Patricia Laurent Kullick: El camino de Santiago (2000)
Toda generación tiene la obligación de nombrar a sus clásicos. Esto lo aprendí del maestro Alfonso Rangel Guerra, cuando encontré, en sus famosos apuntes para la historia de la narrativa del estado, la siguiente afirmación: “El Reyno ocupará un sitio importante en la narrativa de Nuevo León cuando ésta sea integrada en su propia dimensión”. El tiempo le dio la razón: con esa obra, Raúl Rangel Frías inaugura la modernidad de nuestras narrativa. Pero de entonces a acá ha corrido mucha agua. ¿Contamos con nuevos clásicos? Creo que sí.
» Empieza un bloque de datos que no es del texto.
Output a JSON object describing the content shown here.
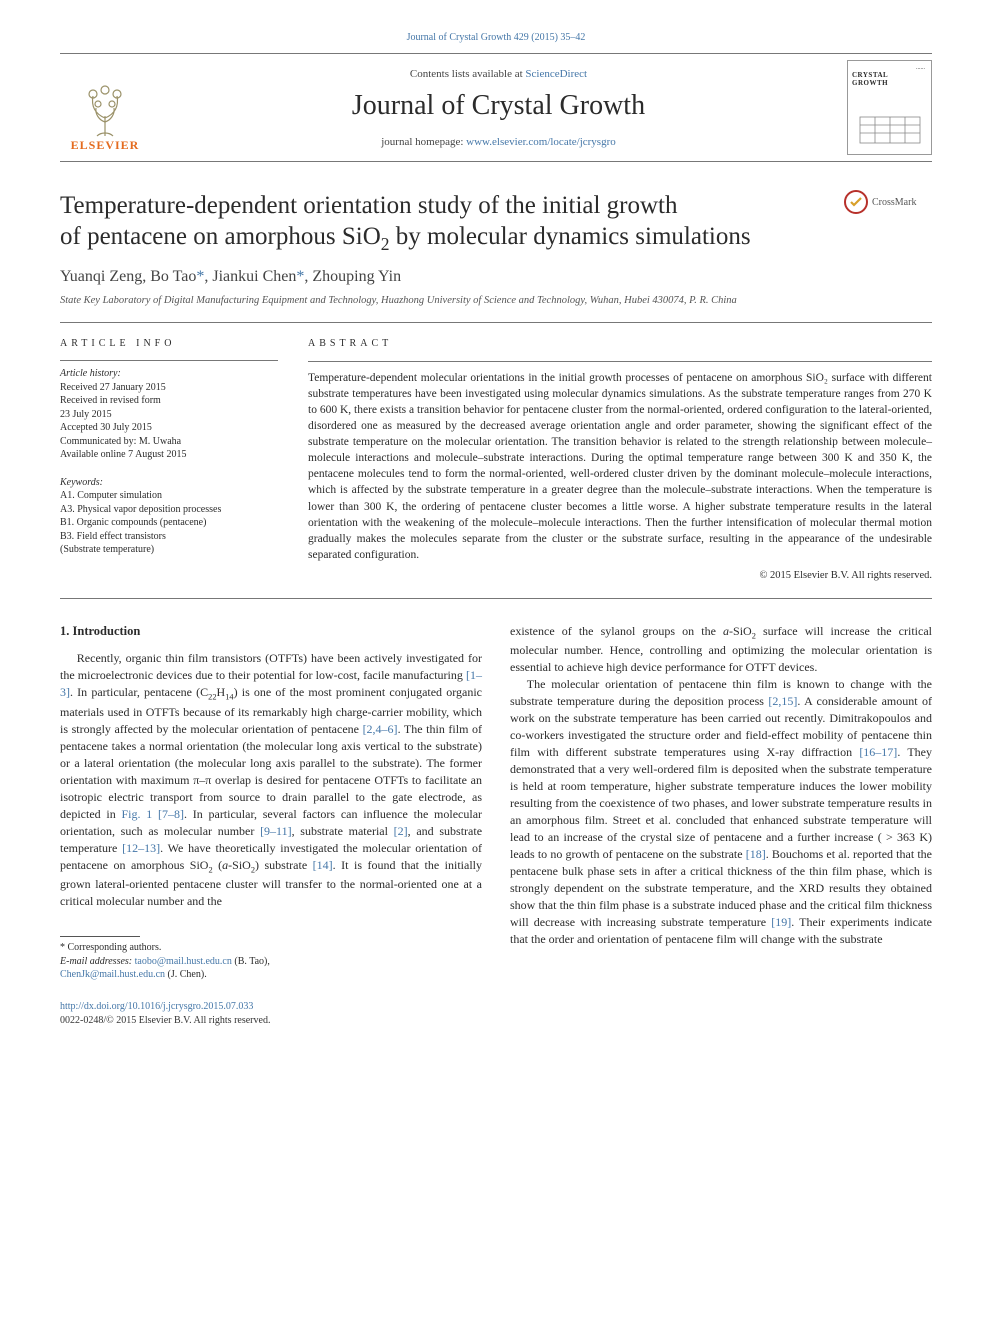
{
  "topLink": "Journal of Crystal Growth 429 (2015) 35–42",
  "masthead": {
    "contents_prefix": "Contents lists available at ",
    "contents_link": "ScienceDirect",
    "journal_title": "Journal of Crystal Growth",
    "homepage_prefix": "journal homepage: ",
    "homepage_link": "www.elsevier.com/locate/jcrysgro",
    "elsevier_label": "ELSEVIER",
    "cover_label": "CRYSTAL GROWTH",
    "cover_dots": "......"
  },
  "crossmark_label": "CrossMark",
  "title_line1": "Temperature-dependent orientation study of the initial growth",
  "title_line2_a": "of pentacene on amorphous SiO",
  "title_line2_b": " by molecular dynamics simulations",
  "title_sub": "2",
  "authors": {
    "a1": "Yuanqi Zeng, Bo Tao",
    "a2": ", Jiankui Chen",
    "a3": ", Zhouping Yin",
    "ast": "*"
  },
  "affiliation": "State Key Laboratory of Digital Manufacturing Equipment and Technology, Huazhong University of Science and Technology, Wuhan, Hubei 430074, P. R. China",
  "info_head": "article info",
  "abs_head": "abstract",
  "history_head": "Article history:",
  "history": [
    "Received 27 January 2015",
    "Received in revised form",
    "23 July 2015",
    "Accepted 30 July 2015",
    "Communicated by: M. Uwaha",
    "Available online 7 August 2015"
  ],
  "kw_head": "Keywords:",
  "keywords": [
    "A1. Computer simulation",
    "A3. Physical vapor deposition processes",
    "B1. Organic compounds (pentacene)",
    "B3. Field effect transistors",
    "(Substrate temperature)"
  ],
  "abstract_text": "Temperature-dependent molecular orientations in the initial growth processes of pentacene on amorphous SiO₂ surface with different substrate temperatures have been investigated using molecular dynamics simulations. As the substrate temperature ranges from 270 K to 600 K, there exists a transition behavior for pentacene cluster from the normal-oriented, ordered configuration to the lateral-oriented, disordered one as measured by the decreased average orientation angle and order parameter, showing the significant effect of the substrate temperature on the molecular orientation. The transition behavior is related to the strength relationship between molecule–molecule interactions and molecule–substrate interactions. During the optimal temperature range between 300 K and 350 K, the pentacene molecules tend to form the normal-oriented, well-ordered cluster driven by the dominant molecule–molecule interactions, which is affected by the substrate temperature in a greater degree than the molecule–substrate interactions. When the temperature is lower than 300 K, the ordering of pentacene cluster becomes a little worse. A higher substrate temperature results in the lateral orientation with the weakening of the molecule–molecule interactions. Then the further intensification of molecular thermal motion gradually makes the molecules separate from the cluster or the substrate surface, resulting in the appearance of the undesirable separated configuration.",
  "abs_copyright": "© 2015 Elsevier B.V. All rights reserved.",
  "intro_head": "1.  Introduction",
  "col1_html": "Recently, organic thin film transistors (OTFTs) have been actively investigated for the microelectronic devices due to their potential for low-cost, facile manufacturing <a class='ref' data-name='citation-link' data-interactable='true'>[1–3]</a>. In particular, pentacene (C<sub>22</sub>H<sub>14</sub>) is one of the most prominent conjugated organic materials used in OTFTs because of its remarkably high charge-carrier mobility, which is strongly affected by the molecular orientation of pentacene <a class='ref' data-name='citation-link' data-interactable='true'>[2,4–6]</a>. The thin film of pentacene takes a normal orientation (the molecular long axis vertical to the substrate) or a lateral orientation (the molecular long axis parallel to the substrate). The former orientation with maximum π–π overlap is desired for pentacene OTFTs to facilitate an isotropic electric transport from source to drain parallel to the gate electrode, as depicted in <a class='ref' data-name='figure-link' data-interactable='true'>Fig. 1</a> <a class='ref' data-name='citation-link' data-interactable='true'>[7–8]</a>. In particular, several factors can influence the molecular orientation, such as molecular number <a class='ref' data-name='citation-link' data-interactable='true'>[9–11]</a>, substrate material <a class='ref' data-name='citation-link' data-interactable='true'>[2]</a>, and substrate temperature <a class='ref' data-name='citation-link' data-interactable='true'>[12–13]</a>. We have theoretically investigated the molecular orientation of pentacene on amorphous SiO<sub>2</sub> (<i>a</i>-SiO<sub>2</sub>) substrate <a class='ref' data-name='citation-link' data-interactable='true'>[14]</a>. It is found that the initially grown lateral-oriented pentacene cluster will transfer to the normal-oriented one at a critical molecular number and the",
  "col2_p1_html": "existence of the sylanol groups on the <i>a</i>-SiO<sub>2</sub> surface will increase the critical molecular number. Hence, controlling and optimizing the molecular orientation is essential to achieve high device performance for OTFT devices.",
  "col2_p2_html": "The molecular orientation of pentacene thin film is known to change with the substrate temperature during the deposition process <a class='ref' data-name='citation-link' data-interactable='true'>[2,15]</a>. A considerable amount of work on the substrate temperature has been carried out recently. Dimitrakopoulos and co-workers investigated the structure order and field-effect mobility of pentacene thin film with different substrate temperatures using X-ray diffraction <a class='ref' data-name='citation-link' data-interactable='true'>[16–17]</a>. They demonstrated that a very well-ordered film is deposited when the substrate temperature is held at room temperature, higher substrate temperature induces the lower mobility resulting from the coexistence of two phases, and lower substrate temperature results in an amorphous film. Street et al. concluded that enhanced substrate temperature will lead to an increase of the crystal size of pentacene and a further increase ( > 363 K) leads to no growth of pentacene on the substrate <a class='ref' data-name='citation-link' data-interactable='true'>[18]</a>. Bouchoms et al. reported that the pentacene bulk phase sets in after a critical thickness of the thin film phase, which is strongly dependent on the substrate temperature, and the XRD results they obtained show that the thin film phase is a substrate induced phase and the critical film thickness will decrease with increasing substrate temperature <a class='ref' data-name='citation-link' data-interactable='true'>[19]</a>. Their experiments indicate that the order and orientation of pentacene film will change with the substrate",
  "footnote": {
    "corr": "* Corresponding authors.",
    "email_label": "E-mail addresses: ",
    "email1": "taobo@mail.hust.edu.cn",
    "email1_who": " (B. Tao),",
    "email2": "ChenJk@mail.hust.edu.cn",
    "email2_who": " (J. Chen)."
  },
  "doi": "http://dx.doi.org/10.1016/j.jcrysgro.2015.07.033",
  "issn_copy": "0022-0248/© 2015 Elsevier B.V. All rights reserved."
}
Mi generación, por lo menos, no duda en considerar El camino de Santiago como una de las obras más interesantes de ese catálogo.
Escribe Jaime Villarreal:
El discurso narrativo desarrollado en la novela de Laurent Kullick, que puede ser calificado como ingenioso, fluido, lúdico y profundo, va más allá del aparente leitmotiv de la esquizofrenia. ¿Cómo debe interpretarse el hecho de que el lenguaje con que se relata esta historia alcance niveles poéticos? ¿Cómo puede ser comunicada con eficacia estética esta historia si la narradora, que también es la protagonista, tiene este perfil esquizofrénico?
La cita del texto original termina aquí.